For context, these are salt bushes I planted earlier, thriving nearby.
And this is a bad image of one of the pomegranate trees! And below–the classic heading home shot, complete with only a little litter picked up…
Now, dear readers, it has been some time since I posted. Thanks for your patience, if you’ve been patiently waiting (I’ve been surprised to discover that some people have been). Thanks to those who signed up during the pause I turn out to have taken. Apologies if you have been concerned for my wellbeing (I did not expect that but ralise I should have–as I have seen blogs stop suddenly and then realised that the blogger has been facing cancer, or divorce). My life has had its ups and downs, to be sure. But in the year that has just passed, with all the suffering and trouble it has brought for so many people, I feel lucky and privileged. I just somehow stopped posting!
This post was begun in October 2020 and I can now update it and tell you that only two (2) bulbine lilies have survived to this point but they are about four times the size they were, and have flowered.

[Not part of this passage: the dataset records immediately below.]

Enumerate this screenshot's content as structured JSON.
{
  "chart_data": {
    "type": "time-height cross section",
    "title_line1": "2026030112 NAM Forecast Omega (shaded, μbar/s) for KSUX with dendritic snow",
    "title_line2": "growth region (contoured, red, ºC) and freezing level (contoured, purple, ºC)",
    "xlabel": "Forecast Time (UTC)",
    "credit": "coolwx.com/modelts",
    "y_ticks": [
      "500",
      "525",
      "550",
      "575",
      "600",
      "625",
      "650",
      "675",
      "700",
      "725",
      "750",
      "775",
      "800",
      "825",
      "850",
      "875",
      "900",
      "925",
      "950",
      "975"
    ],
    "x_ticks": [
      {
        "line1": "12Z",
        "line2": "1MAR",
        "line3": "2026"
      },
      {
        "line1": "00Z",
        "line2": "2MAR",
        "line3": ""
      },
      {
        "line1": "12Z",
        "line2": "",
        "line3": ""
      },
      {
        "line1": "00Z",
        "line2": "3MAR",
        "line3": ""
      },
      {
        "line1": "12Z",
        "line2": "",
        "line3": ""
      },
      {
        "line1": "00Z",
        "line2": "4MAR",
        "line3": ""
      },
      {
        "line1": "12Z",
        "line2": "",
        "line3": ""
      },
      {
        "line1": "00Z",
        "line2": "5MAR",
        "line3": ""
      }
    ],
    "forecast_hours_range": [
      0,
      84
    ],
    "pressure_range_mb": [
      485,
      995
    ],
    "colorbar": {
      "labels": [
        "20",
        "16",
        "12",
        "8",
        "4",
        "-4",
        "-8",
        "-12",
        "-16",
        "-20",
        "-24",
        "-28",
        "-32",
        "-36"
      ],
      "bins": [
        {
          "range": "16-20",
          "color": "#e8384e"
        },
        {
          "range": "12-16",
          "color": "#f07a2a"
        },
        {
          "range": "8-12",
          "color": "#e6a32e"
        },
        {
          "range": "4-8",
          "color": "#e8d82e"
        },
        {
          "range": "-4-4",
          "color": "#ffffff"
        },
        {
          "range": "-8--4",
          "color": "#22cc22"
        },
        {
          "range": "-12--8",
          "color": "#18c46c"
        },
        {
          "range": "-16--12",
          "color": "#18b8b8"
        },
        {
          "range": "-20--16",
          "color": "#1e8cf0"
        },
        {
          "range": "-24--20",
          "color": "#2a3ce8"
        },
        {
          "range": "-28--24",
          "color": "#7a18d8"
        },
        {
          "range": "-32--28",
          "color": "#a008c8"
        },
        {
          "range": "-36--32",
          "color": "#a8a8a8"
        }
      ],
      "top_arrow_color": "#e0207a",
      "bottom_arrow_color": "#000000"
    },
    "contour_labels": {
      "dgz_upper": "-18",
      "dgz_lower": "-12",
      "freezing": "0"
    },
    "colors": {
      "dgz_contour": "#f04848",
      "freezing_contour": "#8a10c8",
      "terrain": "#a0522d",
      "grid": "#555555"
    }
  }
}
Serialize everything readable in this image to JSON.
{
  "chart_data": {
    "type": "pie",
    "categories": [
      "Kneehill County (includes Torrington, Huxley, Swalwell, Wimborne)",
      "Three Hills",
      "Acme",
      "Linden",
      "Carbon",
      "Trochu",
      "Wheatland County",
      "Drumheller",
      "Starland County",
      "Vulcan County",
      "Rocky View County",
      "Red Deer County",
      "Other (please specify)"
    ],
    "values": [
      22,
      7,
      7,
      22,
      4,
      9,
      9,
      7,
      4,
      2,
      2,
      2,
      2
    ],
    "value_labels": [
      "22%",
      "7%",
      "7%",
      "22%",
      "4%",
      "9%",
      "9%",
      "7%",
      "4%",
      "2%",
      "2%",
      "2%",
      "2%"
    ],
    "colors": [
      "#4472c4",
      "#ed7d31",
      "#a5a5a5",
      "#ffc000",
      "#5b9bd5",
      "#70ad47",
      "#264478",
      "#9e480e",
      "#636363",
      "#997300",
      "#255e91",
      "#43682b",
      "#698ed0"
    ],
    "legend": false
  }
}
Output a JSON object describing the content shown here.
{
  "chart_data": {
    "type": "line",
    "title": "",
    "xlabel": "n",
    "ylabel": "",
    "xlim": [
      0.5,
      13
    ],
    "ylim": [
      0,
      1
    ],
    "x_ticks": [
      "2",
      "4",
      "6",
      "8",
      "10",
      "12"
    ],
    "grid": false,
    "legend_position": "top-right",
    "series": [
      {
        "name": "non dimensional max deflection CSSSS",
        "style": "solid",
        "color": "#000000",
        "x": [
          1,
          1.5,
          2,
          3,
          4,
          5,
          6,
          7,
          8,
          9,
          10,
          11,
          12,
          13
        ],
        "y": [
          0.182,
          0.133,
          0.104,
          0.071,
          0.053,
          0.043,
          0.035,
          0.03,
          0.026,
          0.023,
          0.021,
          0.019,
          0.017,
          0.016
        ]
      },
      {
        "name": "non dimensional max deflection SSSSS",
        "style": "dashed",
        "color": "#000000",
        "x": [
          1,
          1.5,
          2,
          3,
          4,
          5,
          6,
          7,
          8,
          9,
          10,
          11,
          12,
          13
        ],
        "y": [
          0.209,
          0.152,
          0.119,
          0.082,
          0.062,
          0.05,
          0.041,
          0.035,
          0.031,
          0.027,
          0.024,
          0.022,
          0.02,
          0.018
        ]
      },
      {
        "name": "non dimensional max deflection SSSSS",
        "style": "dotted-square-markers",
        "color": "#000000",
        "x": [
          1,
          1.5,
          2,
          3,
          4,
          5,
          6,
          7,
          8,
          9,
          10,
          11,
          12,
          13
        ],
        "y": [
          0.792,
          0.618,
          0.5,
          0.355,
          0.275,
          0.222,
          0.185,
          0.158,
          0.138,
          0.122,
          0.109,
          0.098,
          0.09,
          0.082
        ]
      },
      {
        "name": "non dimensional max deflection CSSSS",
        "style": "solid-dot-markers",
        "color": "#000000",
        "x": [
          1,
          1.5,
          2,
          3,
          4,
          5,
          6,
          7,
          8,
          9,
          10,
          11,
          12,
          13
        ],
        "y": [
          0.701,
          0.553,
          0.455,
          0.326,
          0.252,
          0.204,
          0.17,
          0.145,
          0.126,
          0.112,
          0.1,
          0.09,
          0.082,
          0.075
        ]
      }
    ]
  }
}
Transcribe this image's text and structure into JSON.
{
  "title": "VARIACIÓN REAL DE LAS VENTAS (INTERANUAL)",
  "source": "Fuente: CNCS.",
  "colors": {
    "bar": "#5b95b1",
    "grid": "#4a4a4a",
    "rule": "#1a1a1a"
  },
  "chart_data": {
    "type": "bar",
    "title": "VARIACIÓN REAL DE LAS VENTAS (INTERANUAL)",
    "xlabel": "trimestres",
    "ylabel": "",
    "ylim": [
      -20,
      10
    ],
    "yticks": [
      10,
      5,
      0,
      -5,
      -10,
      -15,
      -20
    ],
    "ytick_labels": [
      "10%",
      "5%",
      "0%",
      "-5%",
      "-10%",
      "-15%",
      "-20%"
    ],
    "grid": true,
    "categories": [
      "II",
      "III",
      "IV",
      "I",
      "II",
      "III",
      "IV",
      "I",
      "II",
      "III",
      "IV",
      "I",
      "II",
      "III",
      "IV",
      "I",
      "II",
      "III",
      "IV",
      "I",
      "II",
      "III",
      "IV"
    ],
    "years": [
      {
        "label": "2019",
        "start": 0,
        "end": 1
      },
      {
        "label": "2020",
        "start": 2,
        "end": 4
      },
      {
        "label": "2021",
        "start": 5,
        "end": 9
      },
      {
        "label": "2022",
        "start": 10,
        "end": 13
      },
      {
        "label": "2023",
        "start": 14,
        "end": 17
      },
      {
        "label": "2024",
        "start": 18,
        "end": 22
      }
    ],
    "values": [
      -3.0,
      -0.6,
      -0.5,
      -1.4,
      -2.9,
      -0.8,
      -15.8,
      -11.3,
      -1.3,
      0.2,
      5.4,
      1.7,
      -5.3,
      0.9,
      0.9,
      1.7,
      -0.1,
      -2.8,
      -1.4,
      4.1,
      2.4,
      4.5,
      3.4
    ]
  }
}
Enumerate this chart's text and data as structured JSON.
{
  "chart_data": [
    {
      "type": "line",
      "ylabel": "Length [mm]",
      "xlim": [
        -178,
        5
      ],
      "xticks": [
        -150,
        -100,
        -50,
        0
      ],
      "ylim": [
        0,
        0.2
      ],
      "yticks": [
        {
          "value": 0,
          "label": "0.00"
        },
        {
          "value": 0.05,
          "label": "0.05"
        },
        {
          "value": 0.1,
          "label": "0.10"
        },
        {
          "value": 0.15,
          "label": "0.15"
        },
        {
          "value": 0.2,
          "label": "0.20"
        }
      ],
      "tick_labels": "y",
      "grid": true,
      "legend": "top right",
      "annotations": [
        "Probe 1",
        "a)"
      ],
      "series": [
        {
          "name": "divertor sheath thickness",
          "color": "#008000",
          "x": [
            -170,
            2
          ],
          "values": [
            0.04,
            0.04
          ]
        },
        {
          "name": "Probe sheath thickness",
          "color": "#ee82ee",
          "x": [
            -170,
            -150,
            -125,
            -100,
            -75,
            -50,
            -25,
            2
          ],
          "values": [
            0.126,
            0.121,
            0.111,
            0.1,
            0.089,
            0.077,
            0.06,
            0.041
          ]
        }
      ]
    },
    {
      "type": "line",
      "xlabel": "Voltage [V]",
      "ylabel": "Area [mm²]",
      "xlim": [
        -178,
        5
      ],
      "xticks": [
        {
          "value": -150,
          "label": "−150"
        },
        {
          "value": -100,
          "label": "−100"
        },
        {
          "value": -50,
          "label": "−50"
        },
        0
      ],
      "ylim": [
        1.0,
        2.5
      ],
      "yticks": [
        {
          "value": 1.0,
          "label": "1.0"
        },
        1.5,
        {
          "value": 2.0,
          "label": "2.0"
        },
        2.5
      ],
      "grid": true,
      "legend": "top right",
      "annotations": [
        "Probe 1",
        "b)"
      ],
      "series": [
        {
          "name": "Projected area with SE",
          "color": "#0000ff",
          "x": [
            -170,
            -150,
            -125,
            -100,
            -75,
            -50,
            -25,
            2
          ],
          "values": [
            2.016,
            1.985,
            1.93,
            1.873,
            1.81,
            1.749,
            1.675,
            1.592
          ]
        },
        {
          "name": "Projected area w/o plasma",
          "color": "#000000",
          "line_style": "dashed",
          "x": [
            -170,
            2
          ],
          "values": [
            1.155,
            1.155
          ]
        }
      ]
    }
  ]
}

I will see if I can propagate from them so I can keep trying for that massed planting! All four pomegranate trees have survived, though, and that makes me very happy. I’ve weeded this site both on my own and with a friend, and it is looking so much better since I found where the council water system was leaking and fixed it with part of our garden hose, during an early stage of the pandemic when calling the council seemed…surplus to requirements. No longer is part of the site in drought while part of it is flooded regularly!
And now, let’s see if I keep posting or not. And how random the sequence of posts becomes 🙂
The “DIY baby shoes that are too cute to pass up” pattern from Spoonflower is just as good as its name. My daughter is so keen, this is my second attempt to grade it up a little to fit growing little feet. Also, she loved this fabric so much, this is #2!
This attempt was a better fit (despite them looking so little alike, *cough*), so here is another pair, made from pre-loved jeans fabric.
I did a little embroidery, and raided the stash of leather scraps and samples for two more different-coloured soles!
Progress shot of the hardest part, getting them right-side-out.
Out in the thyme patch.
In the sand pit! (this pair came to an early and appalling end, but they did their job, protecting precious little feet)…. the denim pair are clear favourites at the moment. I have been highly entertained to hear my daughter refer to them as “the Van Goghs”!
This year I went wild and dug a lot of the madder patch.
There was the soaking, rinsing, weighing (TWO KILOGRAMS, just quietly) and picking over. There was potting up some plants in case others want some.
There was mordanting (with alum).
There was the grinding up.
Then the heating begins. I am proud to say that for once I did not boil my dye vat. Really, the list of my dyeing crimes is too extensive to list! So I rate this a bit of a triumph.
I must say, that despite the amount of root, and the amount of dyeing (and the difficulty of getting a picture that captures it properly)… there was not actually a lot of red. Grey yarn became terra cotta (not that you can tell in the image), there is a lot of lovely orange, there is fabric that is various orange shades. Red silk embroidery thread and some red fleece. It’s not terrible, but it isn’t quite what I hoped for, either. It may be that it is time for some more research! If more experienced folks have insight to offer, do feel free! This year I really tried for long, slow heating, and came closer to achieving it than previously. But still…
Dear friends asked me whether I would be prepared to make their son a waistcoat for his birthday. After some efforts to access a paper pattern second hand, I used the free pattern from mesewcrazy.
I managed to cut the main pattern pieces from a pair of jeans of the right colour. Then I chose some silk I was given for the lining. It was given to me by a friend whose friend had destashed this and other fabrics.